The FDA says IRB’s (Investigational Review Boards) are not required to collect a statement of investigator assurance from studies they preside over.
This is troubling. My first question would be how are IRB’s going to assure clinical investigators will abide by requisite 21 code of federal regulations (CFR) and the sponsor approved protocol? How will IRB’s ensure that the protocol they are approving is authorized by FDA for human clinical trials?
Clinicaltrials.gov is a great repository and can be a big help here, but only if it used by the IRB’s and updated in a timely manner. In my day as an FDA inspector  we were trained that IRB’s are FDA’s eyes and ear’s because FDA is not going to get to very many clinical investigator audits. Fewer than one percent of clinical trials ongoing domestically are reviewed by the agency.
That’s why I’m a little worried. Why would FDA abandon a last line of defense for patient safety?
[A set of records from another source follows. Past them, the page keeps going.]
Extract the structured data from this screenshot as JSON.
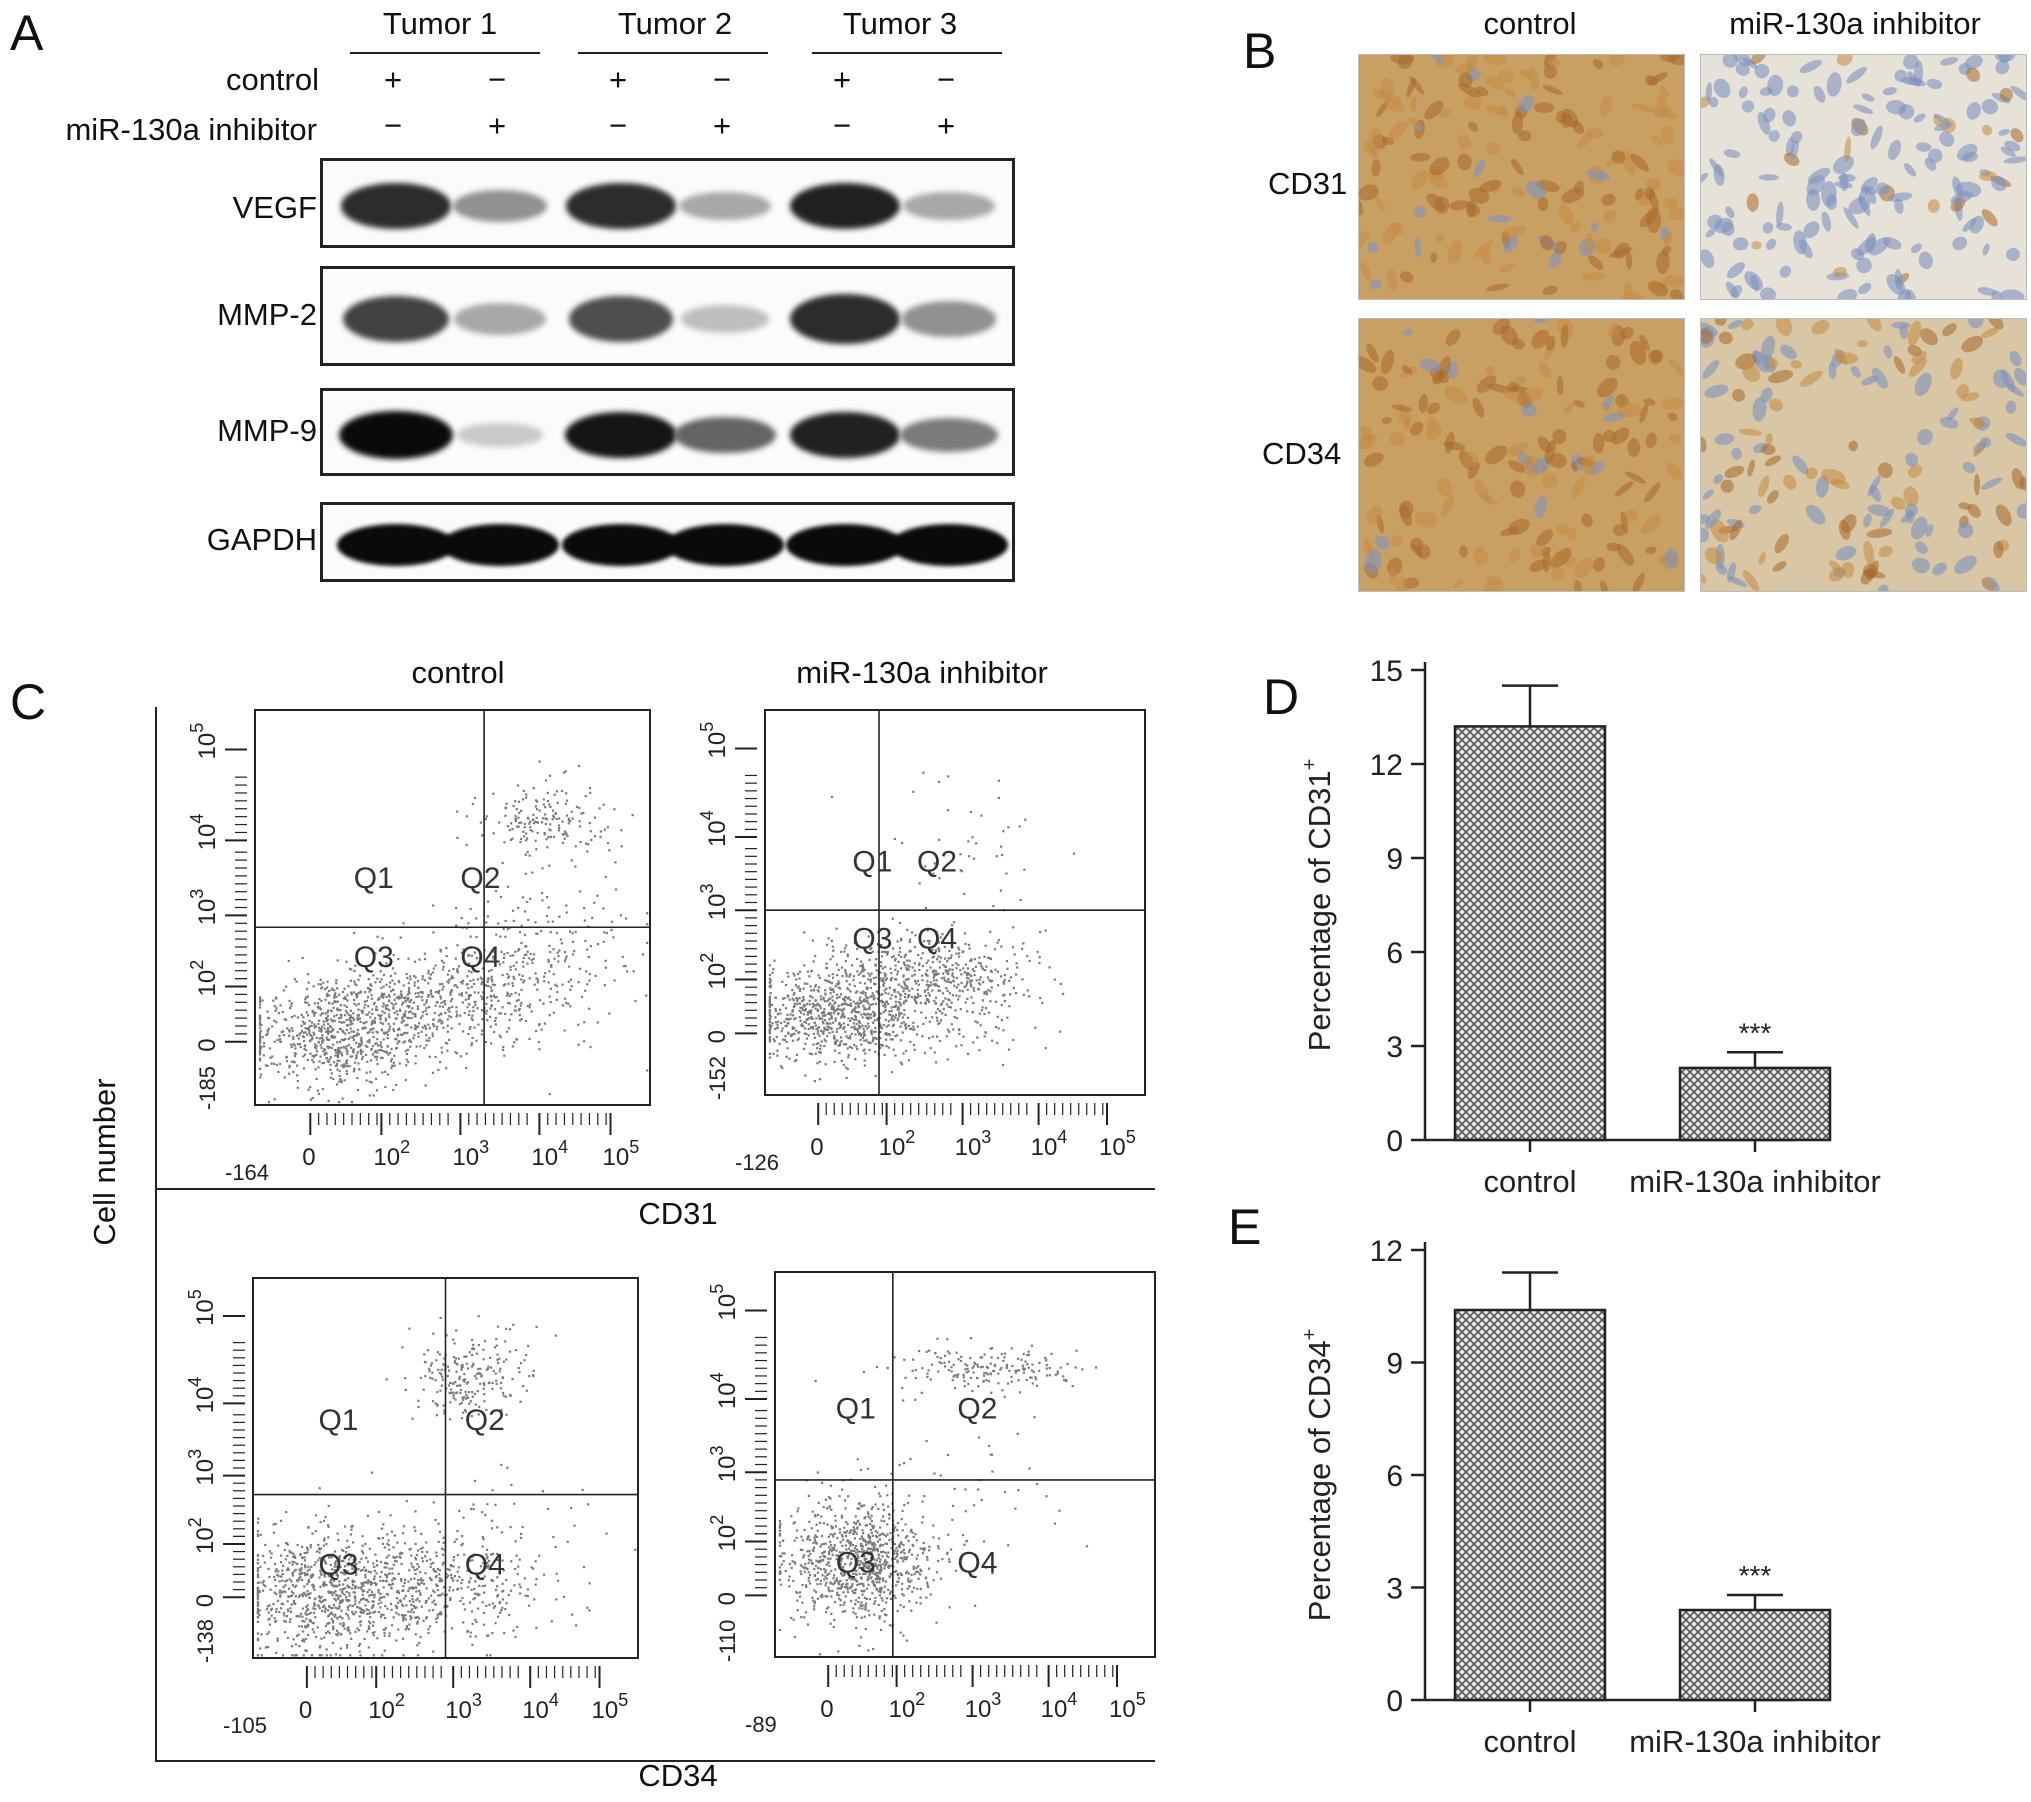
{
  "panel_letters": {
    "a": "A",
    "b": "B",
    "c": "C",
    "d": "D",
    "e": "E"
  },
  "panel_a": {
    "tumors": [
      "Tumor 1",
      "Tumor 2",
      "Tumor 3"
    ],
    "row_labels": [
      "control",
      "miR-130a inhibitor"
    ],
    "control_signs": [
      "+",
      "−",
      "+",
      "−",
      "+",
      "−"
    ],
    "inhibitor_signs": [
      "−",
      "+",
      "−",
      "+",
      "−",
      "+"
    ],
    "proteins": [
      "VEGF",
      "MMP-2",
      "MMP-9",
      "GAPDH"
    ],
    "band_intensity": {
      "VEGF": [
        0.85,
        0.4,
        0.85,
        0.3,
        0.9,
        0.3
      ],
      "MMP-2": [
        0.75,
        0.3,
        0.7,
        0.2,
        0.85,
        0.4
      ],
      "MMP-9": [
        1.0,
        0.15,
        0.95,
        0.6,
        0.9,
        0.5
      ],
      "GAPDH": [
        1.0,
        1.0,
        1.0,
        1.0,
        1.0,
        1.0
      ]
    }
  },
  "panel_b": {
    "col_headers": [
      "control",
      "miR-130a inhibitor"
    ],
    "row_labels": [
      "CD31",
      "CD34"
    ],
    "stain_level": [
      [
        0.9,
        0.1
      ],
      [
        0.9,
        0.5
      ]
    ]
  },
  "panel_c": {
    "col_headers": [
      "control",
      "miR-130a inhibitor"
    ],
    "y_axis_label": "Cell number",
    "x_axis_labels": [
      "CD31",
      "CD34"
    ],
    "quadrants": [
      "Q1",
      "Q2",
      "Q3",
      "Q4"
    ],
    "plots": [
      {
        "row": 0,
        "col": 0,
        "ymin": "-185",
        "xmin": "-164"
      },
      {
        "row": 0,
        "col": 1,
        "ymin": "-152",
        "xmin": "-126"
      },
      {
        "row": 1,
        "col": 0,
        "ymin": "-138",
        "xmin": "-105"
      },
      {
        "row": 1,
        "col": 1,
        "ymin": "-110",
        "xmin": "-89"
      }
    ],
    "tick_labels": [
      "0",
      "10",
      "10",
      "10",
      "10"
    ],
    "tick_exponents": [
      "",
      "2",
      "3",
      "4",
      "5"
    ]
  },
  "chart_data": [
    {
      "type": "bar",
      "panel": "D",
      "categories": [
        "control",
        "miR-130a inhibitor"
      ],
      "values": [
        13.2,
        2.3
      ],
      "errors": [
        1.3,
        0.5
      ],
      "ylabel": "Percentage of CD31",
      "ylabel_sup": "+",
      "ylim": [
        0,
        15
      ],
      "yticks": [
        "0",
        "3",
        "6",
        "9",
        "12",
        "15"
      ],
      "annotations": [
        "",
        "***"
      ]
    },
    {
      "type": "bar",
      "panel": "E",
      "categories": [
        "control",
        "miR-130a inhibitor"
      ],
      "values": [
        10.4,
        2.4
      ],
      "errors": [
        1.0,
        0.4
      ],
      "ylabel": "Percentage of CD34",
      "ylabel_sup": "+",
      "ylim": [
        0,
        12
      ],
      "yticks": [
        "0",
        "3",
        "6",
        "9",
        "12"
      ],
      "annotations": [
        "",
        "***"
      ]
    }
  ]
}
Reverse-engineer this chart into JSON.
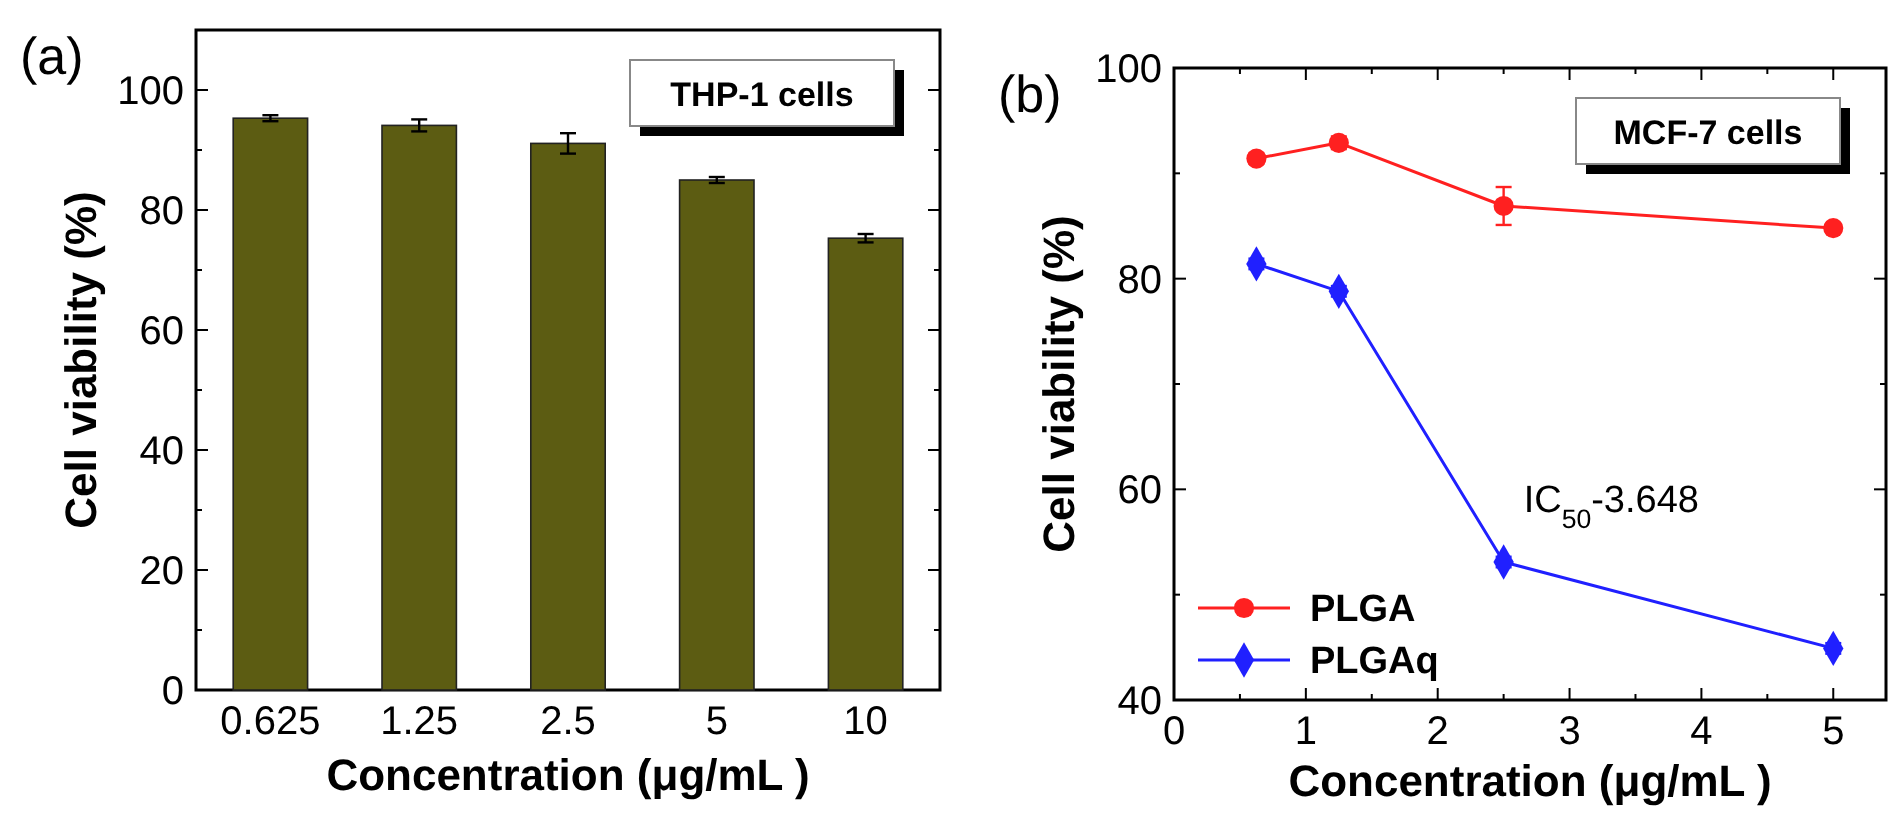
{
  "chart_data": [
    {
      "type": "bar",
      "categories": [
        "0.625",
        "1.25",
        "2.5",
        "5",
        "10"
      ],
      "values": [
        95.3,
        94.1,
        91.1,
        85,
        75.3
      ],
      "errors": [
        0.5,
        1,
        1.7,
        0.5,
        0.7
      ],
      "color": "#5c5c12",
      "xlabel": "Concentration (μg/mL )",
      "ylabel": "Cell viability (%)",
      "ylim": [
        0,
        110
      ],
      "yticks": [
        0,
        20,
        40,
        60,
        80,
        100,
        {
          "value": 10,
          "label": null
        },
        {
          "value": 30,
          "label": null
        },
        {
          "value": 50,
          "label": null
        },
        {
          "value": 70,
          "label": null
        },
        {
          "value": 90,
          "label": null
        }
      ],
      "annotations": [
        "(a)",
        "THP-1 cells"
      ],
      "grid": false,
      "legend": false
    },
    {
      "type": "line",
      "x": [
        0.625,
        1.25,
        2.5,
        5
      ],
      "series": [
        {
          "name": "PLGA",
          "color": "#ff2020",
          "marker": "circle",
          "values": [
            91.4,
            92.9,
            86.9,
            84.8
          ],
          "errors": [
            0.5,
            0.6,
            1.8,
            0.4
          ]
        },
        {
          "name": "PLGAq",
          "color": "#2020ff",
          "marker": "diamond",
          "values": [
            81.4,
            78.8,
            53.1,
            44.9
          ],
          "errors": [
            0.5,
            0.5,
            0.5,
            0.5
          ]
        }
      ],
      "xlabel": "Concentration (μg/mL )",
      "ylabel": "Cell viability (%)",
      "xlim": [
        0,
        5.4
      ],
      "xticks": [
        0,
        1,
        2,
        3,
        4,
        5,
        {
          "value": 0.5,
          "label": null
        },
        {
          "value": 1.5,
          "label": null
        },
        {
          "value": 2.5,
          "label": null
        },
        {
          "value": 3.5,
          "label": null
        },
        {
          "value": 4.5,
          "label": null
        }
      ],
      "ylim": [
        40,
        100
      ],
      "yticks": [
        40,
        60,
        80,
        100,
        {
          "value": 50,
          "label": null
        },
        {
          "value": 70,
          "label": null
        },
        {
          "value": 90,
          "label": null
        }
      ],
      "annotations": [
        "(b)",
        "MCF-7 cells",
        {
          "text": "IC$_{50}$-3.648",
          "x": 2.5,
          "y": 53.1
        }
      ],
      "grid": false,
      "legend": "bottom left",
      "line_style": "solid"
    }
  ]
}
I’m not sure why the agency takes this position, but luckily for patients, most IRB’s do hold clinical investigators accountable for all HHS requirements (FDA & OHRP) and even conduct quality audits for a small percentage of the clinical trials they preside over. If 21 CFR is the bare minimum requirement for compliance, wouldn’t additional IRB oversight be a big boost to compliance if FDA is not able to review a much higher percentage of the domestic ongoing clinical trials?
There’s another area of concern: A 2013 FDA guidance states that only sponsors and clinical Investigators need to keep track of financial disclosure documents. Financial disclosure should be reviewed by IRB’s especially institutional IRB’s that can easily verify if conflicts of interest exist for clinical investigators under their review.